Again Fate was against her. Mrs. O'Malligan's door was locked, and she determined to run across to the corner grocery to beg a bit of paper and pencil from Mr. Buckley's brother Bill who clerked there, and learn something of the absent family. And here, while crossing the street in nervous haste, she had been knocked down in a press of vehicles,—and so the long chapter of strange accidents was set going.
*****
A few days after Christmas the prima donna of The Garden Opera House was found in her luxurious sitting-room, by her maid, face downward on the couch,—in tears, the result of a state of mind, caused, as it proved, by a visit from the little Angelique and her beautiful mother.
"How can I ever thank you for your generous impulse," Mrs. Breaux had said, in impulsive, sweet fashion, taking the wayward, beautiful, young creature's hand in hers, "or how can I ever be grateful enough to the good God for surrounding my darling with such love and preserving her, as He has done, from the evils of this terrible city," and she had cried and trembled even then, with the child there against her knee, calling and prattling to the green and yellow parrot on his gilded perch.

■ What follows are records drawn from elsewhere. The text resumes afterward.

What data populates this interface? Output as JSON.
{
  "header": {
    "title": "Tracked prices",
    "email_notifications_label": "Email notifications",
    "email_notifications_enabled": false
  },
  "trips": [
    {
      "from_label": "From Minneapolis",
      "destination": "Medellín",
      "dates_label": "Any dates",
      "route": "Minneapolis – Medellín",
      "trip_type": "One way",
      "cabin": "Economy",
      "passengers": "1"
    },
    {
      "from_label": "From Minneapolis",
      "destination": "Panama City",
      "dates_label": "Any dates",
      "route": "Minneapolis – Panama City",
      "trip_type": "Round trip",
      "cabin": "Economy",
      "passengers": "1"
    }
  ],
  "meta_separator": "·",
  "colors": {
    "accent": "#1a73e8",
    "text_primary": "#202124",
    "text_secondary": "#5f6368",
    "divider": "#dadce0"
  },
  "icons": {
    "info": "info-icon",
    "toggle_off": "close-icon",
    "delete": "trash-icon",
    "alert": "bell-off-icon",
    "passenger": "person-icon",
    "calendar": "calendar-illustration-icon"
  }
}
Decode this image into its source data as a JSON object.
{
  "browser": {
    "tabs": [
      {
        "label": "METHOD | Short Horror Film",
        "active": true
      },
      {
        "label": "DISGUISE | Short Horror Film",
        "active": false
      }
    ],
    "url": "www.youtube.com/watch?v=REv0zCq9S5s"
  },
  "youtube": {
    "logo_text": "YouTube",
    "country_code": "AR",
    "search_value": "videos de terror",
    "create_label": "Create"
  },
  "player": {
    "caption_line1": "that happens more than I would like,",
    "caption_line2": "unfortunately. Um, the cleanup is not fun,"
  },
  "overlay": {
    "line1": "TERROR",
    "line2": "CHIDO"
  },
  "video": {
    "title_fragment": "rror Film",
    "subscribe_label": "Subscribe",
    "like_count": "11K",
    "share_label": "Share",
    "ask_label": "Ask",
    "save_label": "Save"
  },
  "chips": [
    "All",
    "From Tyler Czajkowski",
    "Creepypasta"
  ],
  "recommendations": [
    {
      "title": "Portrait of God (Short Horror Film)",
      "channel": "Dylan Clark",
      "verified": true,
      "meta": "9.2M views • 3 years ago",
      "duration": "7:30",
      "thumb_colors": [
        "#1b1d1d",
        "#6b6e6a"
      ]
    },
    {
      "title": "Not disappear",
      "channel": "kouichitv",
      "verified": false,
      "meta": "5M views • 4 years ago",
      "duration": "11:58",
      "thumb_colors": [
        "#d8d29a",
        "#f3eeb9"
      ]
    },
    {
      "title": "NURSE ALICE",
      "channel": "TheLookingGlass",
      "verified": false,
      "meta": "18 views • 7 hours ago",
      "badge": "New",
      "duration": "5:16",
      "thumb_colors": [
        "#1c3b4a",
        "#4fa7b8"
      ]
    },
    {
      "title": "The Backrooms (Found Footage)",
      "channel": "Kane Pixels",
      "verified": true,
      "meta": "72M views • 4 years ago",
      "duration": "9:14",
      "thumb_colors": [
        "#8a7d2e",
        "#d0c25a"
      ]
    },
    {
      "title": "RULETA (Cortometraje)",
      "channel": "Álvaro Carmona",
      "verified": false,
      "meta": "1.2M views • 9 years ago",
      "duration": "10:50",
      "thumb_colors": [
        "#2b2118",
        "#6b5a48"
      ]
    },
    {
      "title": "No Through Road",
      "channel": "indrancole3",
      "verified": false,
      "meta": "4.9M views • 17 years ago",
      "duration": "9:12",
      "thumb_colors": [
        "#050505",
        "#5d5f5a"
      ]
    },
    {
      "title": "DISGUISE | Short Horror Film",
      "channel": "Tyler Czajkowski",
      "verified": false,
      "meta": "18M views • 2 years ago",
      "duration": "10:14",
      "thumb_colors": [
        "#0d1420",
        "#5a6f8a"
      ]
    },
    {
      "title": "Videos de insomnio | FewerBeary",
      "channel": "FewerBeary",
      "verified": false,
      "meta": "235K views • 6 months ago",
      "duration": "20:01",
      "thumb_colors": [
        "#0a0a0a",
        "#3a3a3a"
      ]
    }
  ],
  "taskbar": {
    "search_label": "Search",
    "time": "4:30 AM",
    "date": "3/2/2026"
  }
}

"If only some one could have understood all the poor child tried to tell," said the prima donna, "but her dear, funny little lisp—"
"It is no wonder they could not," cried the mother in quick exoneration of her child's Tenement friends, "her speech was a comical mixture of her father's French, my English, and the nurse's Irish brogue,—even Mr. Breaux gave up often in despair, and would turn for me to interpret."
It followed, then, that Angelique had been brought to tell the great singer good-bye, and in speaking of her first meeting with her at the Opera House, the prima donna referred to the child's wonderful grace, her poise. "She has more than talent," the professional woman said, "she has genius."
"It is a love of motion born in her," replied the mother, "my sisters have it before her. Angelique danced actually before she could talk, and my sister took her to dancing school and kindergarten when she was little more than a baby, because it seemed such a pleasure to the child."
And then it so happened the singer was led to speak of her own life, of her wretched, motherless childhood, her poverty, the discovery of her voice and her subsequent success.
"A success that sometimes seems but ashes in my mouth," she sobbed, as the young mother gathered her in her arms and comforted her with words which to her impulsive, untaught, undisciplined heart were as "apples of gold," and which sank too deep to ever be forgotten. And it was following this visit that her maid found her in tears.